Short Courses on June 5, Monday
Tian-You Yu (University of Oklahoma)
David Bodine (University of Oklahoma)
Weather radar has played a critical roles in monitoring hazardous and severe storms, precipitation measurements, understanding of weather processes, etc. In this short course, basic radar operation principals will be first introduced. Subsequently, weather radar system, subsystems, their functionality and design trade-offs will be presented. Basic polarimetric weather radar products including spectral moments and dual-polarization variables will be defined and discussed. High-level signal processing to generate those radar products will be presented. Advanced topics in weather radar technologies including pulse compression, phased array, etc. will be introduced.
Haonan Chen (Colorado State University)
V. Chandrasekar (Chandra) (Colorado State University)
It is long believed that polarimetric radar observations are rich in information content and conventional methods of utilizing them have only been able to extract part of the information due to the nature of the analytical tools. For example, we still rely on empirical algorithms such as Z-R relations or other polarimetric relations to estimate rainfall. These parametric relations are generally derived using power- law fitting between rainfall rates and radar observables, and they often need to be adjusted since raindrop size distribution (DSD) varies in different precipitation regimes or even within a single storm system. In addition, it is challenging to remove the inherent parameterization error in such “fixed” parametric relations, even if the relations are fine-tuned with local DSD data. The multi-parameter multi-dimensional radar observations are ideal candidates for modern artificial intelligence (AI) applications in extracting quantitative precipitation information. This short course will familiarize participants with fundamentals of AI and machine learning. A particular emphasis will be placed on quantitative precipitation estimation and short-term prediction (nowcasting) and different aspects of weather radar data sciences.
Race Clark (NOAA/National Severe Storms Laboratory)
Jian Zhang (NOAA/National Severe Storms Laboratory)
Steve Martinaitis (CIWRO)
The Multi-Radar Multi-Sensor (MRMS) system is a suite of hydrometeorological tools developed at the National Severe Storms Laboratory and run operationally by the U.S. National Weather Service.

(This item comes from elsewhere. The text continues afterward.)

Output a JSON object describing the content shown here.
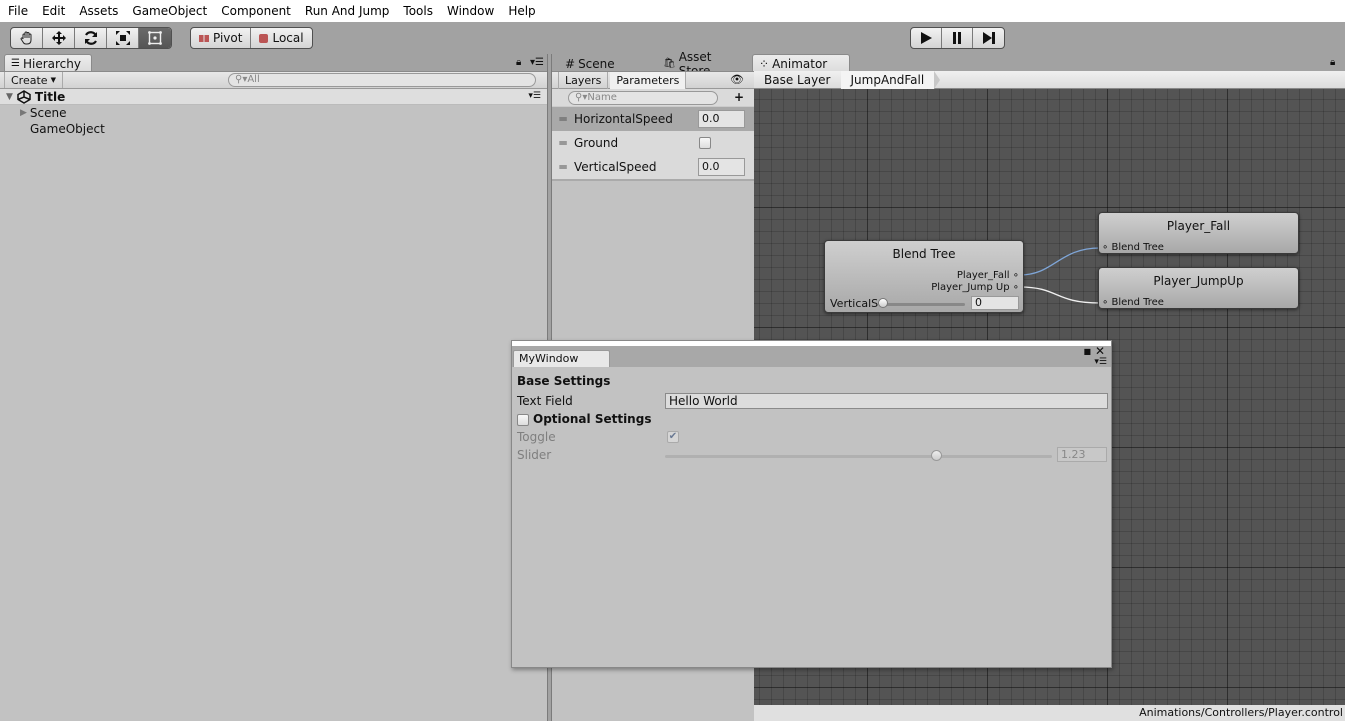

MRMS ingests information from a wide variety of sensors, including weather radars in the U.S. and Canada, rain gauges, and output from numerical weather prediction models. MRMS outputs are produced on a shared 1-km x 1-km Cartesian grid every 2 minutes, over the contiguous U.S. and southern Canada, Alaska, Hawaii, and the Caribbean. In this short course, MRMS developers will explain the overall system and provide in-depth detail on the quantitative precipitation estimates produced within MRMS. The short course will include a demonstration of the MRMS real-time product viewers.
Jonathan J. Gourley (NOAA/National Severe Storms Laboratory)
Humberto Vergara (Cooperative Institute for Severe and High-Impact Weather Research and Operations - CIWRO)
Jorge Duarte (Cooperative Institute for Severe and High-Impact Weather Research and Operations - CIWRO)
EF5 is a distributed hydrologic modeling framework that runs within the Multi-Radar Multi-Sensor (MRMS) system and utilizes the 2-min/1-km radar-only rainfall product. It has been transitioned to the U.S. National Weather Service where it runs operationally and supplies meaningful products to guide the issuance of flash flood warnings. This course will begin with a brief, conference-style overview of the modeling framework. Participants will then access the open-source modeling software, inputs from MRMS rainfall estimates, parameter maps, etc., to run simulations for an actual case of flash flooding. The model results will be displayed in QGIS and assessed using Local Storm Reports and other information they will retrieve online.